Thursday, November 29, 2012

Peace in our turmoil

The psalmist proclaims “we are his people, and the sheep of his pasture” in the text chosen for the Roman Catholic Lectionary today. The passage from the Book of Revelation today is the vision of the destruction of Rome, the centre of the evil empire which is persecuting Christians. The Gospel from Luke is the foretelling of the destruction of Jerusalem, which occurred at the hands of the Romans before the Gospel was written. The destruction of the evil cities is a theme which goes at least as far back as Sodom and Gomorrah in the Book of Genesis. (Genesis 19.24). Luke presents the destruction of Jerusalem as the consequence of the failure of the Holy City to embrace Jesus message of trust in God. The failure to trust in God has been attributed as the root of much of the trouble in our salvation history. The exile of the people of God to foreign lands seems to be contrary to the praise heaped on God by the psalmist. The unfolding of tragedy to peoples and individuals is multi causal. Failure to trust in God and direct our actions according to His Will can be the loss of moral compass which brings us to exile from loved people and places. The other phenomena cited by Luke are natural occurrences in our world. Fire, flood and the action of nature are not divine punishment.
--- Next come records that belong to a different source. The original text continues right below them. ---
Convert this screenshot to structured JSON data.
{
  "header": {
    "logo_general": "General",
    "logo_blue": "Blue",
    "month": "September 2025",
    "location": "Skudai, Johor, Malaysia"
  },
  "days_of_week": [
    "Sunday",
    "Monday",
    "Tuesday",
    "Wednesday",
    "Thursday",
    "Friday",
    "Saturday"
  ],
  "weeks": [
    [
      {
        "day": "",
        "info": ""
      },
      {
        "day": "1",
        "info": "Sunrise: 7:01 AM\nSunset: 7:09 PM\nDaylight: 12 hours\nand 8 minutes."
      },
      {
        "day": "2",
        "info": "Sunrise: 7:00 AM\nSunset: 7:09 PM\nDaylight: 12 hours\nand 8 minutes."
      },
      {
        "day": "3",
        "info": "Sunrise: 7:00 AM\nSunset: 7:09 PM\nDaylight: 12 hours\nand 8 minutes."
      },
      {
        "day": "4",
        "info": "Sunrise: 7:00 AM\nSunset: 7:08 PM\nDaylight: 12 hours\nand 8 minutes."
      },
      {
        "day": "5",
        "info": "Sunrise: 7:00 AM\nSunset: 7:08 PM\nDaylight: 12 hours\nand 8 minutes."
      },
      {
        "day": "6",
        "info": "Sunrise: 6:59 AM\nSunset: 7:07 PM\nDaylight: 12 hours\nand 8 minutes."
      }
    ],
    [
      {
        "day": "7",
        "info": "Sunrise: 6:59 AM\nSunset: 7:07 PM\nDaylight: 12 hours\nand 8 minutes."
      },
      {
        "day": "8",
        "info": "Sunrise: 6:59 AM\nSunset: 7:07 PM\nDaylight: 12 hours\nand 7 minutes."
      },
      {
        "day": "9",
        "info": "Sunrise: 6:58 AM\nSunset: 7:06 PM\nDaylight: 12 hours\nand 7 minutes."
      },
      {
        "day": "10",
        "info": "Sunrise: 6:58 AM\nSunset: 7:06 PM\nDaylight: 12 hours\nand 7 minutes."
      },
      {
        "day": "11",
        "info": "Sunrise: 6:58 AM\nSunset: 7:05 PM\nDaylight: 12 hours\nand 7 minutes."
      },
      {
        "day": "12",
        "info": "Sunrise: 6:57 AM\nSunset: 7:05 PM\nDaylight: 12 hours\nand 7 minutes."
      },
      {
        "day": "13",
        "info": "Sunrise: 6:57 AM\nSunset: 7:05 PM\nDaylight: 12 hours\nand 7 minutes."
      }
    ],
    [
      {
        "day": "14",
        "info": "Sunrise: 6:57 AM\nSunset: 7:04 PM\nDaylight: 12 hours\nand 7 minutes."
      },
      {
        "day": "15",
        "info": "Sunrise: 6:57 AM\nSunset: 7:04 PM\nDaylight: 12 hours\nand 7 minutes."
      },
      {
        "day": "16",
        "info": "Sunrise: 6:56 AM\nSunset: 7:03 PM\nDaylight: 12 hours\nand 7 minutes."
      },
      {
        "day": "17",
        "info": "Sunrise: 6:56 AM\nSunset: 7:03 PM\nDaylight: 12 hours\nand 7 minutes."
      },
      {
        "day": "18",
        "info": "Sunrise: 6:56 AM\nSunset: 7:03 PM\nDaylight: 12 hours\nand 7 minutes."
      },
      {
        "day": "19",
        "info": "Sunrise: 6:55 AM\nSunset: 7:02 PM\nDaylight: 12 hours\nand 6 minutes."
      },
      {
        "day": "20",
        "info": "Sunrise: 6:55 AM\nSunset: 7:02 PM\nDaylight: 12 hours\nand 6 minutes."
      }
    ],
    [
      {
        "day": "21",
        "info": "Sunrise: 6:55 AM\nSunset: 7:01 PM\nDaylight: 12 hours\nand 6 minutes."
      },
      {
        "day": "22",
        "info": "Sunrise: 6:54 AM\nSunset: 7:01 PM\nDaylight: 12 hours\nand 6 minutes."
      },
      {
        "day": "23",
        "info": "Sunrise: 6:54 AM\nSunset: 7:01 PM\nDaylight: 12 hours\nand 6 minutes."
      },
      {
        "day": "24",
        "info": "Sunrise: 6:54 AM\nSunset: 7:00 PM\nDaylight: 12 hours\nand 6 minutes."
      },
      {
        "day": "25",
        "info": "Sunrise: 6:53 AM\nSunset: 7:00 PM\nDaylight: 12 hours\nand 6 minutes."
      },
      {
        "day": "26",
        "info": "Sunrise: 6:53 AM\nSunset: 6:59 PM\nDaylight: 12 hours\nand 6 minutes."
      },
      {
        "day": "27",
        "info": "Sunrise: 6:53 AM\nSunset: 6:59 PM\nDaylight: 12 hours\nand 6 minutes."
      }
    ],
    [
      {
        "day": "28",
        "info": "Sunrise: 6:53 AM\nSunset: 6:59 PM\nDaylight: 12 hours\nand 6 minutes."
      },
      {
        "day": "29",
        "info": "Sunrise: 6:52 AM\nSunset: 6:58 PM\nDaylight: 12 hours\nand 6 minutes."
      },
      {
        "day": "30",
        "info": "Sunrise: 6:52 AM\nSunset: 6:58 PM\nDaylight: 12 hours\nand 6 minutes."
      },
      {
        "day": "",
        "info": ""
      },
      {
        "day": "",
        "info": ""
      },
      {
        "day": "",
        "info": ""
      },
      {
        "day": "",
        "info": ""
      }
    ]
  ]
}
They do remind us that our personal exile from the world may come without notice. Trust in God is the faith that the praise of the psalmist holds true regardless of the circumstances in which natural disaster, disease or our own choices have brought us destruction. Rabbi Harold Kushner has written very insight fully about the position of God in the lives of people in turmoil and trouble. He asserts, echoing the psalmist, that God is the first to cry with us in our exile in mourning, remorse, loss and destruction.